Department of Epidemiology and Biostatistics, MRC-HPA Centre for Environment and Health, Imperial College London, London W2 1PG, United Kingdom.
Environ Int. 2013 Jan;51:106-15. doi: 10.1016/j.envint.2012.10.012. Epub 2012 Nov 29.
Affinity zones are defined as areas within which air quality displays consistent behaviour over space and time. Constructed using multivariate statistical techniques and physiographic and landscape variables reflecting underlying sources and spatial patterns of air pollution, affinity zones provide a spatial structure suited to exploring the representativity of monitoring networks and as a basis for air pollution mapping and exposure assessment. The affinity zone method is demonstrated using European air pollution monitoring sites, and environmental data compiled within a 1 km GIS. Organised into three main stages, this method involves: (i) indicator selection, using principal components analysis, (ii) zonation by cluster analysis to classify areas into distinct types, and (iii) site allocation, to confirm similarity within affinity zones in terms of monitored air pollution concentrations. Ten interpretable and coherent air pollution affinity zones were constructed for Europe, including two rural zones and eight related to different types of densely populated and built up environments. Concentrations between affinity zones differed significantly for NO(2) background and traffic sites and for PM(10) traffic sites only. Not all zones, however, were found to be sufficiently represented by monitoring sites, illustrating the importance of affinity zones in identifying deficiencies in monitoring networks.
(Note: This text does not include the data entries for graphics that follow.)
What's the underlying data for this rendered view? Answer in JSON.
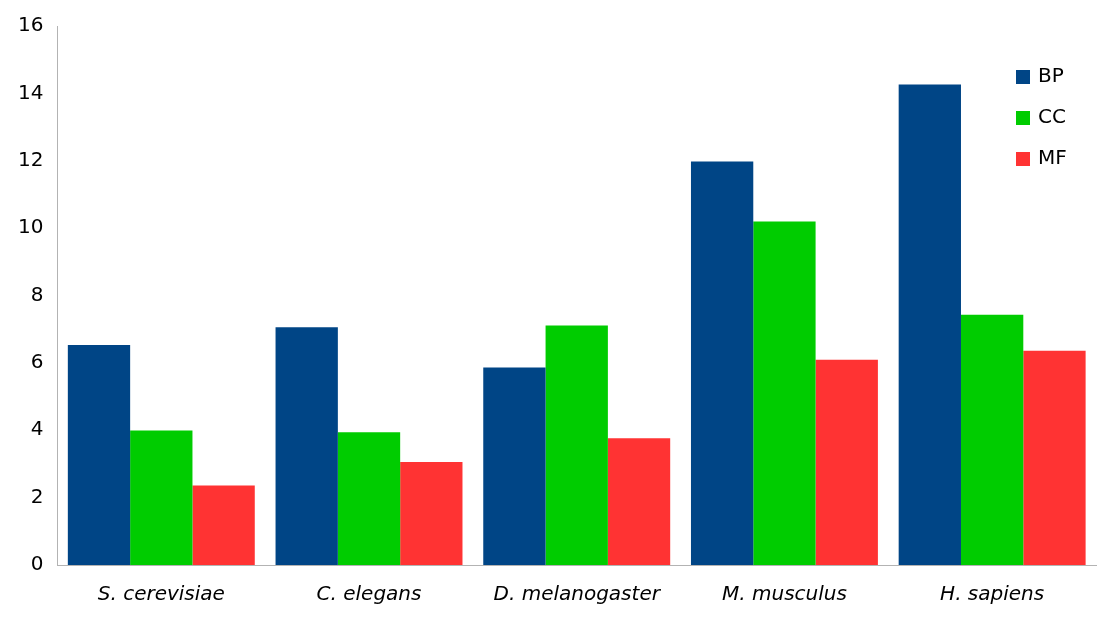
{
  "chart_data": {
    "type": "bar",
    "categories": [
      "S. cerevisiae",
      "C. elegans",
      "D. melanogaster",
      "M. musculus",
      "H. sapiens"
    ],
    "series": [
      {
        "name": "BP",
        "color": "#004586",
        "values": [
          6.53,
          7.06,
          5.86,
          11.98,
          14.26
        ]
      },
      {
        "name": "CC",
        "color": "#00cc00",
        "values": [
          3.99,
          3.94,
          7.11,
          10.2,
          7.43
        ]
      },
      {
        "name": "MF",
        "color": "#ff3333",
        "values": [
          2.36,
          3.06,
          3.76,
          6.09,
          6.36
        ]
      }
    ],
    "ylim": [
      0,
      16
    ],
    "yticks": [
      0,
      2,
      4,
      6,
      8,
      10,
      12,
      14,
      16
    ],
    "grid": false,
    "legend": "top right"
  }
}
Spatial modelling within affinity zones is also demonstrated, showing that simple kriging of background NO(2) concentrations within zones (compared to kriging ignoring zones) produced a ca. 22% reduction in errors and increased R(2) by 0.25 at reserved validation monitoring sites. The affinity zone method developed here is a robust, statistical approach that can be used for evaluating the representativity of routine monitoring networks often used in continental level environmental and health risk assessments.
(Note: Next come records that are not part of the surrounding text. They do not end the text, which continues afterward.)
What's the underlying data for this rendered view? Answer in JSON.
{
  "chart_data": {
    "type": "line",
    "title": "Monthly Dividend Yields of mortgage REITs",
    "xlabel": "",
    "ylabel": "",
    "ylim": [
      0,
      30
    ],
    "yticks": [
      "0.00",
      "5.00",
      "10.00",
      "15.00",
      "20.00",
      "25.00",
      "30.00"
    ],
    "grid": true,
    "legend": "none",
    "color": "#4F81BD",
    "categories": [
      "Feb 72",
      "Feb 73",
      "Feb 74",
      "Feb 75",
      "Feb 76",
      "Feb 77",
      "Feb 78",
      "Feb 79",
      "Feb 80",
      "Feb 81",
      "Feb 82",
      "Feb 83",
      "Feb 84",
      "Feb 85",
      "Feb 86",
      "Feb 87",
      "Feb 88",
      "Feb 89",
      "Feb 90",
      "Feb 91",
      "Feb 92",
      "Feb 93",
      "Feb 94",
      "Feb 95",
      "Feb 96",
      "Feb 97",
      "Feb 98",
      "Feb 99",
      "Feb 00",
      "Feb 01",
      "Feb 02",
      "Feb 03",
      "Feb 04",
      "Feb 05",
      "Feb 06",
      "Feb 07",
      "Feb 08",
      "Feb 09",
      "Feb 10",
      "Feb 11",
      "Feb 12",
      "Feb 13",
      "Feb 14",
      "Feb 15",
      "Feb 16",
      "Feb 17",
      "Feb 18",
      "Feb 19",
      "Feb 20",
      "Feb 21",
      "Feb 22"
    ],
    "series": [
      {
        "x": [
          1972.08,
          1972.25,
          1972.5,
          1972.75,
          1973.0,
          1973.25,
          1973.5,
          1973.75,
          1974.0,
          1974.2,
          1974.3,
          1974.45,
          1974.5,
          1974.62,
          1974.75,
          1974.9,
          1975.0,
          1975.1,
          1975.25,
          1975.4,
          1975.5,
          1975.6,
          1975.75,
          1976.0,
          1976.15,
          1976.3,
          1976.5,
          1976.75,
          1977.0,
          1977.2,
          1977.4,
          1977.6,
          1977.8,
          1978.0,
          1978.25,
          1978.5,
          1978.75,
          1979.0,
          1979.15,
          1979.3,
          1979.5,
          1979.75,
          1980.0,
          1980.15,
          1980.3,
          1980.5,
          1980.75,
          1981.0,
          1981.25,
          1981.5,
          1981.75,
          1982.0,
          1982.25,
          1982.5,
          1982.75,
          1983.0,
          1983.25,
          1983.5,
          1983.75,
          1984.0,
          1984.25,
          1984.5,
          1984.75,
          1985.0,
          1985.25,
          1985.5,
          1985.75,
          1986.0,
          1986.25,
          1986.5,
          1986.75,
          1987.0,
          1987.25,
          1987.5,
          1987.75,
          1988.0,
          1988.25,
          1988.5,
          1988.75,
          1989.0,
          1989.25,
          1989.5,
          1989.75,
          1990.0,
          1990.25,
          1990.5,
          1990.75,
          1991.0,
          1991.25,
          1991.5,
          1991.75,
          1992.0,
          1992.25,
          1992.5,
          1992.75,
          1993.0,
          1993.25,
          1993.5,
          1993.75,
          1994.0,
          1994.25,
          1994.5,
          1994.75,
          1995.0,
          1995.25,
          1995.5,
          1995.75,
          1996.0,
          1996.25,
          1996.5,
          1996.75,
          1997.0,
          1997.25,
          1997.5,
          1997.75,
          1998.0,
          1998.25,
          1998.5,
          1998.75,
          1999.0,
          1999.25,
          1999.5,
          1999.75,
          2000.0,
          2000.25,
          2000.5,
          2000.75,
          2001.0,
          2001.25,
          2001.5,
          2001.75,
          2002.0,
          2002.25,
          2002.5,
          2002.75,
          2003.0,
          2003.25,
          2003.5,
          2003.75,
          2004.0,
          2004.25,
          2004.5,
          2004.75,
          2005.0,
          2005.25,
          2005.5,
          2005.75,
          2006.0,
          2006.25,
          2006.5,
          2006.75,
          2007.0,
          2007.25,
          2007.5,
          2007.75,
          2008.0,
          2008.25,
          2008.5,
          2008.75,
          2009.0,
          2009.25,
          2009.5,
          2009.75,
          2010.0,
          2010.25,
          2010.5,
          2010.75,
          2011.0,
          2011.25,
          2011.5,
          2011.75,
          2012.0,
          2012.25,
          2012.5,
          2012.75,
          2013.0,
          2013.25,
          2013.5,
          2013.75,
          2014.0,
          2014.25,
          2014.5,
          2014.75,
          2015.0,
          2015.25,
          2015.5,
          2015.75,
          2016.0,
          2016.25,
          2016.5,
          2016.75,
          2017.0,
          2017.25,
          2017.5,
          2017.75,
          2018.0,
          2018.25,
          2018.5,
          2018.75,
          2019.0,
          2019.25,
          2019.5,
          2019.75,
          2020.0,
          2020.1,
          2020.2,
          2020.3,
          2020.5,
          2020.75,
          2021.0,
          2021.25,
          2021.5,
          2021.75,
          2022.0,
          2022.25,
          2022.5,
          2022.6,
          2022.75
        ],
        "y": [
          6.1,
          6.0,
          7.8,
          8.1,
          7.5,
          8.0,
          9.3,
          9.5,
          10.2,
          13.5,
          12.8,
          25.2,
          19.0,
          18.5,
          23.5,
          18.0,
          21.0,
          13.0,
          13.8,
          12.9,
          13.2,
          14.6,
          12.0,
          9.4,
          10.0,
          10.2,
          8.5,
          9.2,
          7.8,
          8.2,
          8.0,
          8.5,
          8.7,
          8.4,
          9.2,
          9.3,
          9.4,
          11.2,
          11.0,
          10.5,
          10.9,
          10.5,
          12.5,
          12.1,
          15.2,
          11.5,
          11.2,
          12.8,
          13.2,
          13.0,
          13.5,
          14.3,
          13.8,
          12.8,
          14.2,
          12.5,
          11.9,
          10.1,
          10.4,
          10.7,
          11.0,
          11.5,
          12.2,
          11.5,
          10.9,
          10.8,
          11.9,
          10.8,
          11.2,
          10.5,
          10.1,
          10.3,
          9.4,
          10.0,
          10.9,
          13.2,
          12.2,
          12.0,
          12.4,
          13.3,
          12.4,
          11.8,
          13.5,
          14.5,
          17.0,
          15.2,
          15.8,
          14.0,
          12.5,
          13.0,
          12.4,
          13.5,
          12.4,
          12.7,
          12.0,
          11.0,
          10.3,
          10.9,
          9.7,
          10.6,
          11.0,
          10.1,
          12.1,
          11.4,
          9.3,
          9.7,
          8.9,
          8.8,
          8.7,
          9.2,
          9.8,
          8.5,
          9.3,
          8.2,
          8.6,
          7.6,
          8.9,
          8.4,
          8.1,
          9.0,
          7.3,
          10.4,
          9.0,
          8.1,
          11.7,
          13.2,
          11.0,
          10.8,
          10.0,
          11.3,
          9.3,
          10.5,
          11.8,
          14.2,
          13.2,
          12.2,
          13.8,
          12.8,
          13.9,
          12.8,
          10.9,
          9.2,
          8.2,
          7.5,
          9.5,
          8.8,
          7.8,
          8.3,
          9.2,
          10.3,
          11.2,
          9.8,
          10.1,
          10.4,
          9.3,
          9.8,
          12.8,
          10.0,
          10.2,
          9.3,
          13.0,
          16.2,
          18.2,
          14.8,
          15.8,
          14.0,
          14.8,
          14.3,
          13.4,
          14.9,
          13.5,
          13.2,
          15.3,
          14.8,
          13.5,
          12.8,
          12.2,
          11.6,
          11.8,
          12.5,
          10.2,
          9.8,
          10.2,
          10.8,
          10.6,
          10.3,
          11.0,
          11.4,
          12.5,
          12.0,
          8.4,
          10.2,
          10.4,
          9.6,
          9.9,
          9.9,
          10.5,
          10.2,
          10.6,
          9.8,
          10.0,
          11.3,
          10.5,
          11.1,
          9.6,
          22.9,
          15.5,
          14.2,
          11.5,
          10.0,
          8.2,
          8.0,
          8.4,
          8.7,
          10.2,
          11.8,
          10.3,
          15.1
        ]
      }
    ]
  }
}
亲和区是指在空间和时间上空气质量表现出一致行为的区域。使用多元统计技术以及反映潜在污染源和空气污染空间模式的地形和景观变量构建,亲和区提供了适合探索监测网络代表性的空间结构,并且可以作为空气污染制图和暴露评估的基础。使用欧洲空气污染监测站点和在 1 公里 GIS 内编制的环境数据演示了亲和区方法。该方法分为三个主要阶段:(i)使用主成分分析选择指标,(ii)通过聚类分析进行分区,将区域分类为不同类型,以及(iii)站点分配,以确认在亲和区中监测的空气污染浓度方面的相似性。为欧洲构建了十个可解释和连贯的空气污染亲和区,包括两个农村区和八个与不同类型人口密集和建成环境相关的区。NO2 背景和交通站点以及 PM10 交通站点之间的亲和区之间的浓度差异显著。然而,并非所有区域都被监测站点充分代表,这说明了亲和区在识别监测网络缺陷方面的重要性。还展示了亲和区内的空间建模,表明在区域内进行背景 NO2 浓度的简单克里金(与忽略区域的克里金相比)可使保留验证监测站点的误差减少约 22%,R2 增加 0.25。此处开发的亲和区方法是一种稳健的统计方法,可用于评估通常用于大陆水平环境和健康风险评估的常规监测网络的代表性。